The Yakama Nation, which has treaty rights to fish in the Columbia River, has demanded a meeting with the USDA over what it considers "exotic" garbage that could contaminate the region.

Yakama Chair Harry Smiskin tells Seattle Weekly that such a meeting will be held tomorrow at the tribe's headquarters in Toppenish. According to Smiskin, the federal government is obligated by treaty to consult with the Yakamas about anything that might adversely affect the land around the landfill, which the tribe ceded in 1855.

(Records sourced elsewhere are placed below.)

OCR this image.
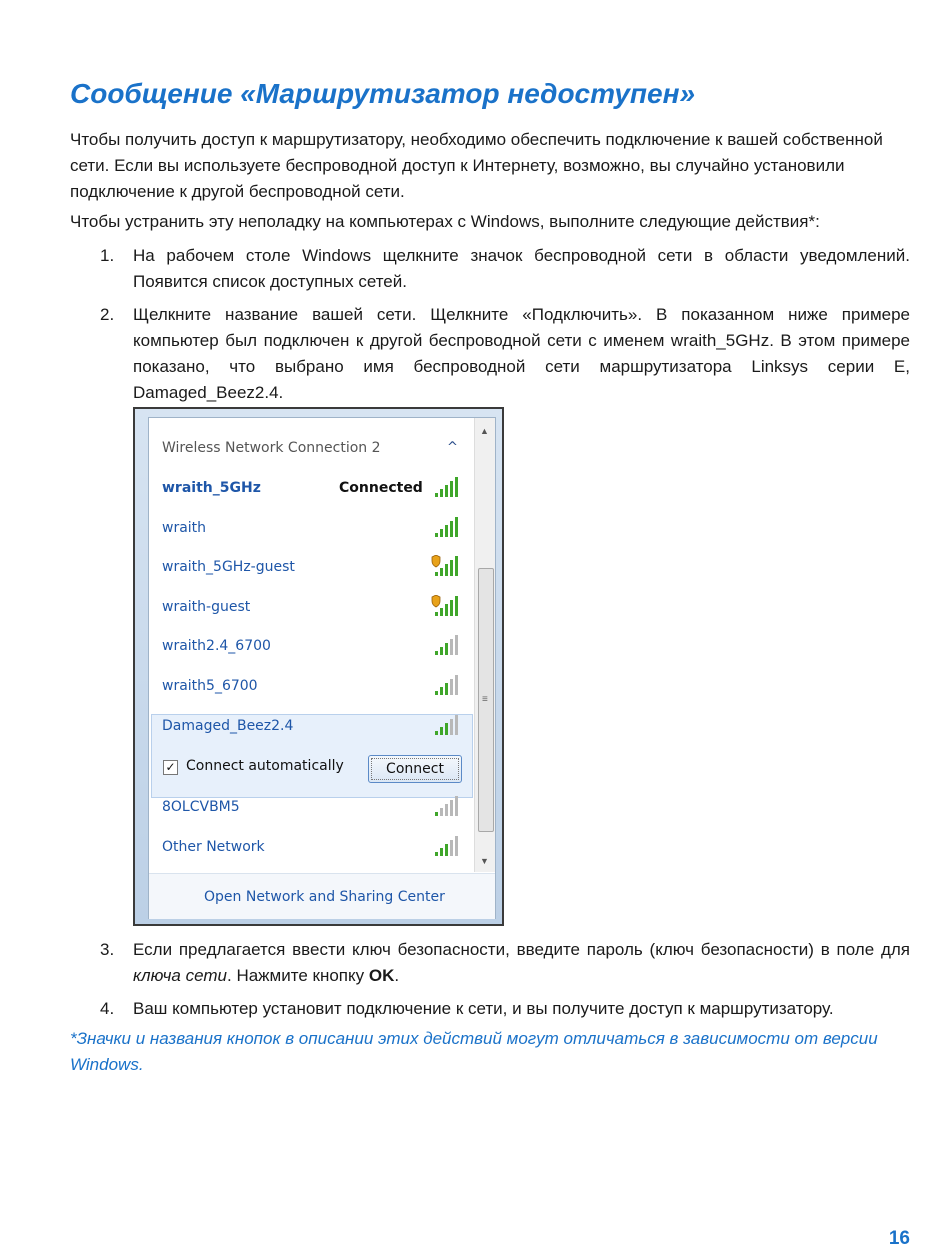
Сообщение «Маршрутизатор недоступен»

Чтобы получить доступ к маршрутизатору, необходимо обеспечить подключение к вашей собственной сети. Если вы используете беспроводной доступ к Интернету, возможно, вы случайно установили подключение к другой беспроводной сети.

Чтобы устранить эту неполадку на компьютерах с Windows, выполните следующие действия*:

1. На рабочем столе Windows щелкните значок беспроводной сети в области уведомлений. Появится список доступных сетей.
2. Щелкните название вашей сети. Щелкните «Подключить». В показанном ниже примере компьютер был подключен к другой беспроводной сети с именем wraith_5GHz. В этом примере показано, что выбрано имя беспроводной сети маршрутизатора Linksys серии E, Damaged_Beez2.4.
Wireless Network Connection 2	^
✓ Connect automatically	Connect
wraith_5GHz	Connected
wraith
wraith_5GHz-guest
wraith-guest
wraith2.4_6700
wraith5_6700
Damaged_Beez2.4
8OLCVBM5
Other Network
▲
≡
▼
Open Network and Sharing Center
3. Если предлагается ввести ключ безопасности, введите пароль (ключ безопасности) в поле для ключа сети. Нажмите кнопку OK.
4. Ваш компьютер установит подключение к сети, и вы получите доступ к маршрутизатору.

*Значки и названия кнопок в описании этих действий могут отличаться в зависимости от версии Windows.

16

Smiskin says the tribe is worried that "imported" rodents from Hawaii could contaminate the ground water and river, while Hawaiian fruit flies could decimate farms on the reservation, which lies about 50 miles north of the landfill.

Environmentalists have raised similar concerns--ones the USDA eventually discounted after multiple reviews over five years, according to agency spokesperson Lawrence Hawkins. (See the USDA's latest assessment on the shipment of Hawaii garbage.) In May, the USDA gave Hawaiian Waste the go-ahead for the garbage to be shipped. But the agency suspended its approval earlier this month, just as the company was about to load bales of trash onto a barge, after inspectors found tears in the plastic covering.

Hawaiian Waste Systems president Mike Chutz, talking by phone from Honolulu, says the company rewrapped the bales and has received word from the USDA that it will lift the suspension any day now.

He did not know about the meeting with the Yakama Nation, however, until told by SW. Exasperated, he pointed out that the tribe had an opportunity to comment when the USDA was conducting its review, but waited instead "until the very, very last minute to exercise its right" to be consulted.

It's unclear, however, what power the Yakama Nation really has over the matter. Hawkins says it's a "legal question" he cannot answer.

But he adds that the USDA intends to "fully explore" the tribe's concerns. Meanwhile, Honolulu Mayor Mufi Hannemann, who is running for governor, has been threatening to call off its contract with Hawaiian Waste if it doesn't get the garbage moving, and soon.